Gut sichtbar hängt die Chemo-Glocke mitten auf dem Stationsflur der Kinderonkologie, umrahmt von einer blauen Tafel, darauf eine Sonne, ein Regenbogen und eine Wolke. In der Wolke ist folgender Spruch zu lesen: „Schließe ab mit dem, was war, sei glücklich mit dem, was ist und offen für das, was kommt.“
Im Oktober durfte die kleine Leni die Glocke als erste Patientin läuten. „Das war so ein wichtiger Tag für uns. Wir haben Monate auf diesen Tag hingefiebert und gehofft“, erinnert sich die Mutter und Lenis Vater ergänzt: „Für mich sind all diese Kinder wahre Helden. Damit ihr Kampf entsprechend gewürdigt wird, hatten wir die Idee, der Station eine Chemo-Glocke zu spenden.“ Mit viel Liebe zum Detail gestaltete das Paar die Glocke gemeinsam mit einem befreundeten Tischler. Zum Abschluss von Lenis Behandlung zog sie dann auf der Station ein.

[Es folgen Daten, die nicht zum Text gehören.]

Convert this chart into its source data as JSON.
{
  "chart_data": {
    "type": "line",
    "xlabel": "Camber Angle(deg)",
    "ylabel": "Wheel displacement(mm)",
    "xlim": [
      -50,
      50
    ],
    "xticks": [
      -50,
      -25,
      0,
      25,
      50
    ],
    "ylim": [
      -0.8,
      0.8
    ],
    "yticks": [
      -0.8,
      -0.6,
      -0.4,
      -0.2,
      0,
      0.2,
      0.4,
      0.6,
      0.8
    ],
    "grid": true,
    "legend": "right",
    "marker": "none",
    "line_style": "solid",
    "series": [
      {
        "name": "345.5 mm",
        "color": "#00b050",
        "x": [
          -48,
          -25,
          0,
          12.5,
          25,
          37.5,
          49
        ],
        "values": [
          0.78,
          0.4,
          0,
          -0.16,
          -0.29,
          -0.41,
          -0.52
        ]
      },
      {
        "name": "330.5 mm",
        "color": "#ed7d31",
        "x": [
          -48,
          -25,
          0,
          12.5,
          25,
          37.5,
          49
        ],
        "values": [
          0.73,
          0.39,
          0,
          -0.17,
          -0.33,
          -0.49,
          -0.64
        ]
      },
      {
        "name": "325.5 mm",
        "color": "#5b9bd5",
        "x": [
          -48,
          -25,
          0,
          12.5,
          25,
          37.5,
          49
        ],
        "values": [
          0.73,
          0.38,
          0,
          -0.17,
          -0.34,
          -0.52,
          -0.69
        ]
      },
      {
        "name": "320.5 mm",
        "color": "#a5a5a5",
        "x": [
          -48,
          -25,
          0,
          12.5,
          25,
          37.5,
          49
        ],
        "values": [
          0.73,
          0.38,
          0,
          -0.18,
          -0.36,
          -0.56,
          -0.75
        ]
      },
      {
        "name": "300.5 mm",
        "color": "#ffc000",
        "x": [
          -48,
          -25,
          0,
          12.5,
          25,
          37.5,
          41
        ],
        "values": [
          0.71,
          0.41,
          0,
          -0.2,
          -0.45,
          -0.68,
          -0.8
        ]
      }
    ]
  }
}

Die Idee kommt ursprünglich aus Amerika, als vor über 20 Jahren ein ehemaliges Marinemitglied zum Abschluss seiner Krebstherapie eine Glocke mit ins Krankenhaus brachte. In der Marine ist es Tradition, zu besonderen Anlässen eine Glocke zu läuten und genau das wollte er zum Abschluss seiner Behandlung auch tun. Er spendete diese Glocke – und die schöne Idee der Chemo-Glocke war geboren.
„Allein der Anblick der Glocke, ihr Klang und die Perspektive, sie selbst bald zum Erklingen zu bringen, gibt jeden Tag Hoffnung“, weiß Alisa Manske, Psychologin und Leitung vom Psychosozialen Dienst der Kinderklinik am Helios Klinikum Krefeld. „Während der Therapie ist sie Motivation und Hoffnungsträger. Zu sehen wie Mitpatient:innen die Glocke läuten, stärkt das Gemeinschaftsgefühl“, erklärt sie. Auch das sei wichtig. Erst vor kurzem berichtete ihr ein Vater, dessen Sohn erkrankt ist, dass er kurz nach der Diagnose voller Ängste und Sorgen war. „Als er dann bei einer Feier zum Läuten der Glocke dabei sein durfte, hat ihm das sehr viel Hoffnung gegeben.“ Ähnlich wie bei anderen Feierlichkeiten wird auch hier ein neuer Lebensabschnitt zeremoniell begangen, also sprichwörtlich eingeläutet. „Es würdigt aber auch das Durchhalten, die schlimmen Phasen werden dabei ebenso anerkannt, denn nur dann kann abgeschlossen und etwas Neues begonnen werden“, erklärt die Psychologin die Bedeutung der gemeinsamen Zeremonie, die auch Reden und Geschenke von Angehörigen und dem Team beinhaltet.
„Für uns war es wichtig, nach der Behandlung unserer Tochter, dem Team der Station etwas zurückzugeben. Wir haben uns hier als Familie immer gut aufgehoben gefühlt und dank der Ärzte und Pflegekräfte nie die Hoffnung verloren“, so Lenis Mutter. Und mit der Glocke möchten sie diese Hoffnung auch an künftige Patient:innen und ihre Familien weitergeben.